Le problème du Suicide Basin
Chaque été, les habitants près de la rivière Mendenhall à Juneau, en Alaska, surveillent l'eau. Lorsque le niveau de la rivière commence à monter anormalement vite, ils savent ce qui se passe : le Suicide Basin, un petit lac retenu par un glacier à environ cinq miles en amont, a cédé. L'eau qui s'était accumulée pendant des semaines derrière un barrage glaciaire déferle maintenant en aval dans ce que les glaciologues appellent une débâcle glaciaire — une GLOF. Les événements sont imprévisibles, puissants, et à mesure que les glaciers de l'Alaska se retirent sous des températures en hausse, ils deviennent plus fréquents.
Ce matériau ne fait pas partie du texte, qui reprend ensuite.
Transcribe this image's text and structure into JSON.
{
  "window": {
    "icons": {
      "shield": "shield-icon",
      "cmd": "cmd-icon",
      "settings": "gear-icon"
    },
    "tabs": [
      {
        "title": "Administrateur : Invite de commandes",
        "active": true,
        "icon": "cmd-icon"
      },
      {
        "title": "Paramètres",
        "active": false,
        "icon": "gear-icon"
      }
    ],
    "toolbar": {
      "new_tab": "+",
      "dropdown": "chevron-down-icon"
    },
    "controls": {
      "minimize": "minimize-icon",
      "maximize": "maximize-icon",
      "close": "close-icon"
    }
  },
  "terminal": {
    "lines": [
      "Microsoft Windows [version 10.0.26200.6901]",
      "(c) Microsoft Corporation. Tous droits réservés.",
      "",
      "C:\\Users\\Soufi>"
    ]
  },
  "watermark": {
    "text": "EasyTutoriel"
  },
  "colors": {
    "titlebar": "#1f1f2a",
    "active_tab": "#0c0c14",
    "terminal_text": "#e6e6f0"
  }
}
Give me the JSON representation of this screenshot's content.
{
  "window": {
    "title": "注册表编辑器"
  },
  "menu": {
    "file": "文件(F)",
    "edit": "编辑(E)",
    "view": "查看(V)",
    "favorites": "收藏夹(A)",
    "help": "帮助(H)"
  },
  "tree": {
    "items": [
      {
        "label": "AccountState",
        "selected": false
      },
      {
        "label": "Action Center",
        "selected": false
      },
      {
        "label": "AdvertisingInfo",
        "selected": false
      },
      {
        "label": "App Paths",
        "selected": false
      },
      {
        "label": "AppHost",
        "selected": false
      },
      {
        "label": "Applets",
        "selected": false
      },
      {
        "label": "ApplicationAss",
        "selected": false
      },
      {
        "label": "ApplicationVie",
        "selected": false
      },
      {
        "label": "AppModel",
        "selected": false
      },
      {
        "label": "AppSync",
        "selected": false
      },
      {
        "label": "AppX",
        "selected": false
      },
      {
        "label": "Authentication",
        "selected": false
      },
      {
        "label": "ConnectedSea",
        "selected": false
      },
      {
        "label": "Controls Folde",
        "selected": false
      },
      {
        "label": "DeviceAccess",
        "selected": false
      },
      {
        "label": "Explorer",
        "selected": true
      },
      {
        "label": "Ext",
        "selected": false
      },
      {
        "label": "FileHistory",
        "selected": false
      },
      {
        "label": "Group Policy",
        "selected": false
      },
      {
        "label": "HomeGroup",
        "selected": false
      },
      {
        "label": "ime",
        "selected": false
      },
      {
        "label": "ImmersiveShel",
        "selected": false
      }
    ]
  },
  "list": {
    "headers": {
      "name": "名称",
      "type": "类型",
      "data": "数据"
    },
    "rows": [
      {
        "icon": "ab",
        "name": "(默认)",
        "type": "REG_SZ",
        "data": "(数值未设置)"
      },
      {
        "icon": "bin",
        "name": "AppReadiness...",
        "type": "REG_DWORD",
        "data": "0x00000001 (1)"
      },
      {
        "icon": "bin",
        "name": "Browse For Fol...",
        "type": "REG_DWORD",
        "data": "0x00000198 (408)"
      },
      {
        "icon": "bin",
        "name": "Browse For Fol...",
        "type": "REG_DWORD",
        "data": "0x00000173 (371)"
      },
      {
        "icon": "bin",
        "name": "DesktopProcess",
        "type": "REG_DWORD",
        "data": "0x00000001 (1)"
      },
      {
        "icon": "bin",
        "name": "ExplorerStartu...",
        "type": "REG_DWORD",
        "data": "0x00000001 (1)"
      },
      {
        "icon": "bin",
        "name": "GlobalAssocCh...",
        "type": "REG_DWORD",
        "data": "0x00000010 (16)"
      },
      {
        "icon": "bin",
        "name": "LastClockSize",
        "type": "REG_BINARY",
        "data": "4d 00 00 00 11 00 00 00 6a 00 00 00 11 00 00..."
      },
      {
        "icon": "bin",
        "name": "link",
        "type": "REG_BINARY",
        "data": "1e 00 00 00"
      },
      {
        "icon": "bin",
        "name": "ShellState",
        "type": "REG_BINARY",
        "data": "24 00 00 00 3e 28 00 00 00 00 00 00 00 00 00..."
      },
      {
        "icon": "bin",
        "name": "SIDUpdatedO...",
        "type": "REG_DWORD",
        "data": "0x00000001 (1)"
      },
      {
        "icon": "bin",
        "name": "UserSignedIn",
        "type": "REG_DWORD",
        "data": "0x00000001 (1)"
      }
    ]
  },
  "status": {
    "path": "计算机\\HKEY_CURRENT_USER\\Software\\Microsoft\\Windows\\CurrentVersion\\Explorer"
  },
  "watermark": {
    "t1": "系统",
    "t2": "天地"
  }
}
Le Suicide Basin est devenu une étude de cas sur le danger croissant des lacs retenus par un glacier, mais c'est loin d'être le seul. De nouvelles recherches examinant l'imagerie satellitaire dans les régions glaciaires de l'Alaska constatent que la surface couverte par les lacs glaciaires a augmenté considérablement au cours des deux dernières décennies, en étroite corrélation avec la perte de masse glaciaire. Au fur et à mesure que la glace se retire, elle laisse derrière elle un terrain de plus en plus susceptible de piéger l'eau de fonte — et de la libérer de façon catastrophique.
Comment fonctionnent les débâcles
Les lacs retenus par un glacier se forment lorsqu'un glacier agit comme un barrage naturel, retenant l'eau de fonte dans des bassins adjacents ou sous-glaciaires. Le barrage de glace peut céder de plusieurs façons : l'eau chaude peut fondre la base du glacier dans un processus appelé drainage sous-glaciaire ; le niveau de l'eau du lac peut augmenter au point où il flotte le glacier de son lit ; ou l'affaiblissement structurel peut permettre un drainage soudain.
Lorsque le barrage cède, l'eau stockée peut être libérée extrêmement rapidement — des volumes qui ont pris des semaines à s'accumuler peuvent s'écouler en heures, produisant des vagues de crue beaucoup plus grandes que ce que les rivières du bassin versant peuvent supporter. Les crues qui en résultent transportent des sédiments, des rochers et des débris avec une force destructrice énorme. Dans les vallées peuplées, elles endommagent les ponts, les routes et les bâtiments ; détruisent l'habitat des poissons ; et menacent des vies.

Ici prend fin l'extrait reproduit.